Single by DJ Khaled featuring Kanye West, Consequence and John Legend

from the album Listennn... the Album and Don't Quit Your Day Job!
- Released: July 1, 2006
- Recorded: September 2005
- Genre: Hip-hop
- Length: 3:24
- Label: Terror Squad; Koch;
- Songwriters: Kanye West; Dexter Mills; John Stephens;
- Producers: West; Jon Brion;

DJ Khaled singles chronology
| "Holla at Me" (2006) | "Grammy Family" (2006) | "Born-N-Raised" (2006) |

Kanye West singles chronology
| "Drive Slow" (2006) | "Grammy Family" (2006) | "Number One" (2006) |

John Legend singles chronology
| "So High" (2005) | "Grammy Family" (2006) | "Save Room" (2006) |

= Grammy Family =

"Grammy Family" is the second single from the American rapper DJ Khaled's debut album, Listennn... the Album. The single features and was written by Kanye West, Consequence and John Legend; Jon Brion assisted West in producing the track. The song also appears on Consequence's album Don't Quit Your Day Job! (2007).

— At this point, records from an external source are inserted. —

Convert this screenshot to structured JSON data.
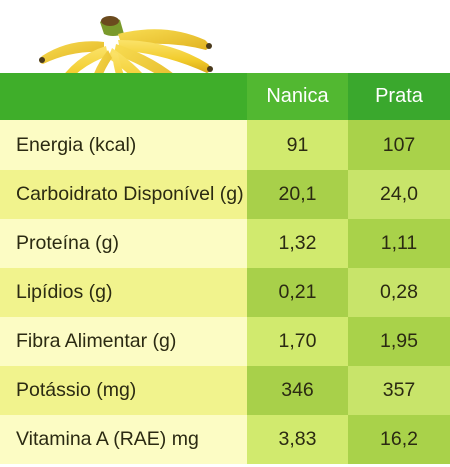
{
  "header": {
    "col_nanica": "Nanica",
    "col_prata": "Prata"
  },
  "rows": [
    {
      "label": "Energia (kcal)",
      "nanica": "91",
      "prata": "107"
    },
    {
      "label": "Carboidrato Disponível (g)",
      "nanica": "20,1",
      "prata": "24,0"
    },
    {
      "label": "Proteína (g)",
      "nanica": "1,32",
      "prata": "1,11"
    },
    {
      "label": "Lipídios (g)",
      "nanica": "0,21",
      "prata": "0,28"
    },
    {
      "label": "Fibra Alimentar (g)",
      "nanica": "1,70",
      "prata": "1,95"
    },
    {
      "label": "Potássio (mg)",
      "nanica": "346",
      "prata": "357"
    },
    {
      "label": "Vitamina A (RAE) mg",
      "nanica": "3,83",
      "prata": "16,2"
    }
  ],
  "colors": {
    "header_green": "#3fae2a",
    "row_light": "#fcfcc4",
    "row_yellow": "#f1f38d",
    "cell_lime": "#d1ea6e",
    "cell_green": "#a8d04a"
  }
}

The music video features cameos from Fat Joe, Common, and Rick Ross, among others.

==Track listing==
CD single
1. "Grammy Family" (Clean) – 3:26
2. "Grammy Family" (Explicit) – 3:26
3. "Grammy Family" (Instrumental) – 3:26

==Chart performance==
On the week that it was officially released as a single, "Grammy Family" debuted and peaked at number 24 on the US Bubbling Under R&B/Hip-Hop Singles chart.